By the way do you guys no where I can get baby Caribes my cousin is searching for them, I couldn't seem to find them in BigAl's, Dragon or Aquatic Kingdom. where else in mississauga or vaughn mills can I have the posssibiltiy of find Baby Caribes? I advised him to buy atleast 8 to 12 because their cannibalistic and are the most aggersive pygos, he's going to put them into a 200 gallon with a fuval external caniter filter and bioglow blue light with black moon sand or pool filter sand. thanks if you guys have some info.


----------



## jp80911 (Apr 3, 2008)

you won't find baby cariba now, they are not in season. you'll have to wait until summer time, around June/July that's when they will be in season.


----------



## balluupnetme (Oct 23, 2006)

I'd take the diamond rhom also


----------



## Sylar_92 (Dec 15, 2010)

jp80911 said:


> you won't find baby cariba now, they are not in season. you'll have to wait until summer time, around June/July that's when they will be in season.

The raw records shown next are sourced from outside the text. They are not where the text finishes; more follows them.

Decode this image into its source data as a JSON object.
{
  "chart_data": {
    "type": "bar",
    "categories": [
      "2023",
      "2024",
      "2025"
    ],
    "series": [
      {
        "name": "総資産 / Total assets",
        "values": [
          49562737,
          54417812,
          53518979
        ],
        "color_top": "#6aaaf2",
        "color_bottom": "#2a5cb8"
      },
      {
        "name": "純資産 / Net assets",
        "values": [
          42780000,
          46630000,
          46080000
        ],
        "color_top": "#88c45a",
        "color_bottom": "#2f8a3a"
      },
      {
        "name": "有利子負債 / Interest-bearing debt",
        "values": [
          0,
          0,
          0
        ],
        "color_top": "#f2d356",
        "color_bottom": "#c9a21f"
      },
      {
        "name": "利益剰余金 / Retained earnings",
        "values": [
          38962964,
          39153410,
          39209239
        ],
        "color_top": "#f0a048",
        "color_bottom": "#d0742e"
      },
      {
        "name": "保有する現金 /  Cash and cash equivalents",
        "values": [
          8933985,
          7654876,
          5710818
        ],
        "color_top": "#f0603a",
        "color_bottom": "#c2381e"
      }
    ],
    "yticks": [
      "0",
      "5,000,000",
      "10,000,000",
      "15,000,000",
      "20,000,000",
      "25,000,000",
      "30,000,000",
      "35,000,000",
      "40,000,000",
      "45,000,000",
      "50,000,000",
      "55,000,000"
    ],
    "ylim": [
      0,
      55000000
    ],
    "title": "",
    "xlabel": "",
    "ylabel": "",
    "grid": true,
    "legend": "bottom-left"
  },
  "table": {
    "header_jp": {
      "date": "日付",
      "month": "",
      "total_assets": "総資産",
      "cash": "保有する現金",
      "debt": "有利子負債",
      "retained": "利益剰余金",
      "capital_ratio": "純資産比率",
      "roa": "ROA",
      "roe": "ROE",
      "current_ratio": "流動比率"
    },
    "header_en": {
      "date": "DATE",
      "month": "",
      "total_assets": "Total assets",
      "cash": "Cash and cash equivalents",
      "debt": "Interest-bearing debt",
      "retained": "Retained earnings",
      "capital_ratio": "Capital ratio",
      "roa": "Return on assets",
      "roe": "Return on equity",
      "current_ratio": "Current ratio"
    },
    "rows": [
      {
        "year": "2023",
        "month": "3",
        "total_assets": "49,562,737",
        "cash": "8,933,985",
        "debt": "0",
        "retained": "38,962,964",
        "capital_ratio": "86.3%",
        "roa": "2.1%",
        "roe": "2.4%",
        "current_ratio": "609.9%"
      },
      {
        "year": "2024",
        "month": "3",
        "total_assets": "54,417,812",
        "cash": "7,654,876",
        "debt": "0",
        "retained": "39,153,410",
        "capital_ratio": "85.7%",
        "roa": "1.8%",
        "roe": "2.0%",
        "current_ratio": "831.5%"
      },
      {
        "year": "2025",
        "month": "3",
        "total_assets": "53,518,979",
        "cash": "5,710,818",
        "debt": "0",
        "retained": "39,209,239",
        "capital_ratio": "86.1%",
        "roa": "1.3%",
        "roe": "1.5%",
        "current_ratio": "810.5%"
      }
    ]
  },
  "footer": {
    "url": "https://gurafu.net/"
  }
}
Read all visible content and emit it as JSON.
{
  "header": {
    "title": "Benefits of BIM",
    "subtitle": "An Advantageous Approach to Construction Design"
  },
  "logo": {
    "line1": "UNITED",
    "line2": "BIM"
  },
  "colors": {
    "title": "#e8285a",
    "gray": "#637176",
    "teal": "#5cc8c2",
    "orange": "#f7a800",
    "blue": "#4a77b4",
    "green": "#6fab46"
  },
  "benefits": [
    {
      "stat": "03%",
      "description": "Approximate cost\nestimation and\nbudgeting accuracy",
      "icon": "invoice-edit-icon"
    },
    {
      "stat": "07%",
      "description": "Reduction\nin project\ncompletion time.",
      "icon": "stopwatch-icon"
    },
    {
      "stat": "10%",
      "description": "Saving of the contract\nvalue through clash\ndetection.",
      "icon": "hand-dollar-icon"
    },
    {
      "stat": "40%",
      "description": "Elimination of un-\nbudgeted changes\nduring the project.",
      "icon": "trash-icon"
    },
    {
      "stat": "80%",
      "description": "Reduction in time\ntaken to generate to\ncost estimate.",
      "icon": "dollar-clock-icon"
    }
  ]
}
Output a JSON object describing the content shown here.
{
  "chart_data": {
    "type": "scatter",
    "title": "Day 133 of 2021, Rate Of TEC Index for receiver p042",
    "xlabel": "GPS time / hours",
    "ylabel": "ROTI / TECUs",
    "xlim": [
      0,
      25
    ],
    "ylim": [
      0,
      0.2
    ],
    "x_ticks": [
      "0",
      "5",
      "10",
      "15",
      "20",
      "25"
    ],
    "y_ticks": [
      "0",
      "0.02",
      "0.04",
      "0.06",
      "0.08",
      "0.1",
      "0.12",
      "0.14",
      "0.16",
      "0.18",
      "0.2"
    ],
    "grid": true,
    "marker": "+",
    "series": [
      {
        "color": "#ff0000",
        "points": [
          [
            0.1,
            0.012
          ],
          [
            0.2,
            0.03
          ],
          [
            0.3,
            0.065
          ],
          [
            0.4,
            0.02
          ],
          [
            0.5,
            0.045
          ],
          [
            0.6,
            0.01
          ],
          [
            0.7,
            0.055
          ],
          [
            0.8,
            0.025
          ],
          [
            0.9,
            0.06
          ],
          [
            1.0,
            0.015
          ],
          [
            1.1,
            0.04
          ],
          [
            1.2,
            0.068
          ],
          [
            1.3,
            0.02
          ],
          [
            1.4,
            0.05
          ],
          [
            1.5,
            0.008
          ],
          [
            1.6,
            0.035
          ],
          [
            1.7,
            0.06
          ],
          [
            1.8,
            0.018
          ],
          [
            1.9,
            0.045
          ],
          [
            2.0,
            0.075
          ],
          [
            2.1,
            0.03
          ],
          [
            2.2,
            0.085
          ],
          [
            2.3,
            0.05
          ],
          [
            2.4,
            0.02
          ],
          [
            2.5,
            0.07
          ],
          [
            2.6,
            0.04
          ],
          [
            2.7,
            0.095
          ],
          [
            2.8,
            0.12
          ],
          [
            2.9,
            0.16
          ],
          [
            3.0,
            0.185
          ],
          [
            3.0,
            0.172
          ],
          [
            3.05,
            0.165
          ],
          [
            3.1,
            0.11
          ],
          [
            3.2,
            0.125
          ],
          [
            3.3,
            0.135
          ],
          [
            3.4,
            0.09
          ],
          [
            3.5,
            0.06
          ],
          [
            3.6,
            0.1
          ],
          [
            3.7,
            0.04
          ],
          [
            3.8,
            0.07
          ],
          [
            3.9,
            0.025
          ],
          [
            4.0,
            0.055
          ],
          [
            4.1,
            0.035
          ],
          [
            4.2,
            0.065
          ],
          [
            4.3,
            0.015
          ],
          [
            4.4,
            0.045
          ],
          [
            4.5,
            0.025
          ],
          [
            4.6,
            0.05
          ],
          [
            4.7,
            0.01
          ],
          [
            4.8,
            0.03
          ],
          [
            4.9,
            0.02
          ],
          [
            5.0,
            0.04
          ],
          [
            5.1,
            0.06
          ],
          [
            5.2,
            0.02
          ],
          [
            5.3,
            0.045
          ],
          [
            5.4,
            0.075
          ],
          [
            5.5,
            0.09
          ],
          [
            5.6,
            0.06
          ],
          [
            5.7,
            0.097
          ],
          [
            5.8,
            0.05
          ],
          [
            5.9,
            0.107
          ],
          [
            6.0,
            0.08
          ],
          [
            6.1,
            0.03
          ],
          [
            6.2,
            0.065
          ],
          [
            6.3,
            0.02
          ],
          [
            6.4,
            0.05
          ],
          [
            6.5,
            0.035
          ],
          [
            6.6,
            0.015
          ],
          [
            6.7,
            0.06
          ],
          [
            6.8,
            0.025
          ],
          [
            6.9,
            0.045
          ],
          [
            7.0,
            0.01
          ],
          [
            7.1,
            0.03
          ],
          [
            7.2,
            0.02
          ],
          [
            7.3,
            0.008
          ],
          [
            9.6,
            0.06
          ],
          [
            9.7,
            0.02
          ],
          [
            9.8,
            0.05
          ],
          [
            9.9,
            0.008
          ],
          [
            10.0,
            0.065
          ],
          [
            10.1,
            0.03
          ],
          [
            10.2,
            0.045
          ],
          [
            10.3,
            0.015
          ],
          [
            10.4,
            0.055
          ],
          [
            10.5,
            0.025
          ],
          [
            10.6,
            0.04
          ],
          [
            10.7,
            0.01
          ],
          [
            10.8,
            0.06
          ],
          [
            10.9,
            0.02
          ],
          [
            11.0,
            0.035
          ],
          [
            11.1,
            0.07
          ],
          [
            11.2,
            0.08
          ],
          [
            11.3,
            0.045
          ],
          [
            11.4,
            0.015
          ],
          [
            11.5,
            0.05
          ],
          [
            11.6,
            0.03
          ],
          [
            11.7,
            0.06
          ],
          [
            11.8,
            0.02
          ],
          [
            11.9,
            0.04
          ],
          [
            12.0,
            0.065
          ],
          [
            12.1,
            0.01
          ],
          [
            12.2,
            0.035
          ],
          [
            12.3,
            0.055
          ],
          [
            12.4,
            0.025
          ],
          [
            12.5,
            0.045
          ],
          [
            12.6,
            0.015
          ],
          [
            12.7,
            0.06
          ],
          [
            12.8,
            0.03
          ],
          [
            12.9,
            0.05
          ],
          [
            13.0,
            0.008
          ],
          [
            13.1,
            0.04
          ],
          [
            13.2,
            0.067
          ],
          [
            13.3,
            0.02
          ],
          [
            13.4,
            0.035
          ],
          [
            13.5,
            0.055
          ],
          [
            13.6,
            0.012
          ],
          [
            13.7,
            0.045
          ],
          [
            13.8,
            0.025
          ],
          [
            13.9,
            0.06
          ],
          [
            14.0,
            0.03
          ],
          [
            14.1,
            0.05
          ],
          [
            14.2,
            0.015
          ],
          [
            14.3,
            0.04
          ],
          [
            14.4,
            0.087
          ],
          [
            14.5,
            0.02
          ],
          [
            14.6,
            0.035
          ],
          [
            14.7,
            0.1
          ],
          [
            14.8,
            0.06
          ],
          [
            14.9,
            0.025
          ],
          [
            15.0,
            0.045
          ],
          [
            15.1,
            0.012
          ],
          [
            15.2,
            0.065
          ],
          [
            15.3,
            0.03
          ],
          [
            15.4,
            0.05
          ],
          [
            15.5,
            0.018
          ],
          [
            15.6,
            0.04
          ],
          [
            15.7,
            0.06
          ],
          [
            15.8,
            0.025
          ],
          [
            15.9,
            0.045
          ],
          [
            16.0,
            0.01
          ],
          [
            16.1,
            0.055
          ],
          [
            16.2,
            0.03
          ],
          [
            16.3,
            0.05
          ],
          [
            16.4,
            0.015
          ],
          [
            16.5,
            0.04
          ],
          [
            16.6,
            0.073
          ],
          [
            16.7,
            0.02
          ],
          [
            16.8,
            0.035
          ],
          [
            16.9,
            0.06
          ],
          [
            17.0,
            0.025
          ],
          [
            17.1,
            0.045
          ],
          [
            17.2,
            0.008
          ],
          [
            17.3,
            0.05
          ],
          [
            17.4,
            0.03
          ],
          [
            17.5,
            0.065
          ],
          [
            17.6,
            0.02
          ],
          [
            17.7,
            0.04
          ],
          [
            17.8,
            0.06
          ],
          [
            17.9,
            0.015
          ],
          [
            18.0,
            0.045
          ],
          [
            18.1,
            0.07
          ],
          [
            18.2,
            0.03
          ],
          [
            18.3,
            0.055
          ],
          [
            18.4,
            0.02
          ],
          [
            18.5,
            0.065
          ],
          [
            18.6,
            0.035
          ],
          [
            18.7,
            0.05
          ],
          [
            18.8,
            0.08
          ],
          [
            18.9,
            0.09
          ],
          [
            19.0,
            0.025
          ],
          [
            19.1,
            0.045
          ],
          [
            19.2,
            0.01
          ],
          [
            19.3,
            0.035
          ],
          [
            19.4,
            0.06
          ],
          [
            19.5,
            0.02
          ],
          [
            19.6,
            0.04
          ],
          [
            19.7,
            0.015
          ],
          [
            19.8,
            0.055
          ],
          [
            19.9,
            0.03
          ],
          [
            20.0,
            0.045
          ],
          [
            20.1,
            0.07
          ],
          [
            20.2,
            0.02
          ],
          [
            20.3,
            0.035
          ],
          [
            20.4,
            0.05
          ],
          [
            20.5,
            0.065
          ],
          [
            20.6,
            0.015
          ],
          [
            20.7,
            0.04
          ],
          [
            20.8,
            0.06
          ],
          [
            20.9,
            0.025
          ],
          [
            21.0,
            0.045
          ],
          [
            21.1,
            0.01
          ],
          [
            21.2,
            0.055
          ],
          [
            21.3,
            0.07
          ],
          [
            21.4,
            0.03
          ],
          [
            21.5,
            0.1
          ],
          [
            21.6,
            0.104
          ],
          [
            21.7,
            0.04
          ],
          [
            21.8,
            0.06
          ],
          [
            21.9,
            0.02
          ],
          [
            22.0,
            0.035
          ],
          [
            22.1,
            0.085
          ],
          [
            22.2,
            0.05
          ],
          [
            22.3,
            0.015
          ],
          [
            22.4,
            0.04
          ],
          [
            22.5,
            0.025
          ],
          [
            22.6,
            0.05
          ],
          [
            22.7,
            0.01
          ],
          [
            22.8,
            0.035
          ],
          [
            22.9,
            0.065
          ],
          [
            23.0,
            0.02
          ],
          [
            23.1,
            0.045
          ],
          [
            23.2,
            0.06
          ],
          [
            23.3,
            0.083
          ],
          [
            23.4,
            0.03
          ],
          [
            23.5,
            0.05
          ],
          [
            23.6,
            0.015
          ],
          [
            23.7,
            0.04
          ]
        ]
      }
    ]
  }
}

really, i heard it's the same thing with Black rhoms yet BigAls has a huge selection of 2.5 inches this week. thanks for telling that though I never new that.


----------



## FEEFA (Nov 19, 2007)

Even when they are in season you dont see too many in the area


----------



## jp80911 (Apr 3, 2008)

you got the gdr already?
http://www.piranha-fury.com/pfury/index.php?/topic/23393-serrasalmus-rhombeus/page__view__findpost__p__2629231


----------



## Sylar_92 (Dec 15, 2010)

jp80911 said:


> you got the gdr already?
> http://www.piranha-f...ost__p__2629231


no this is the pic the dealer gave me, gunna get it this weekend; saturday or sunday.


----------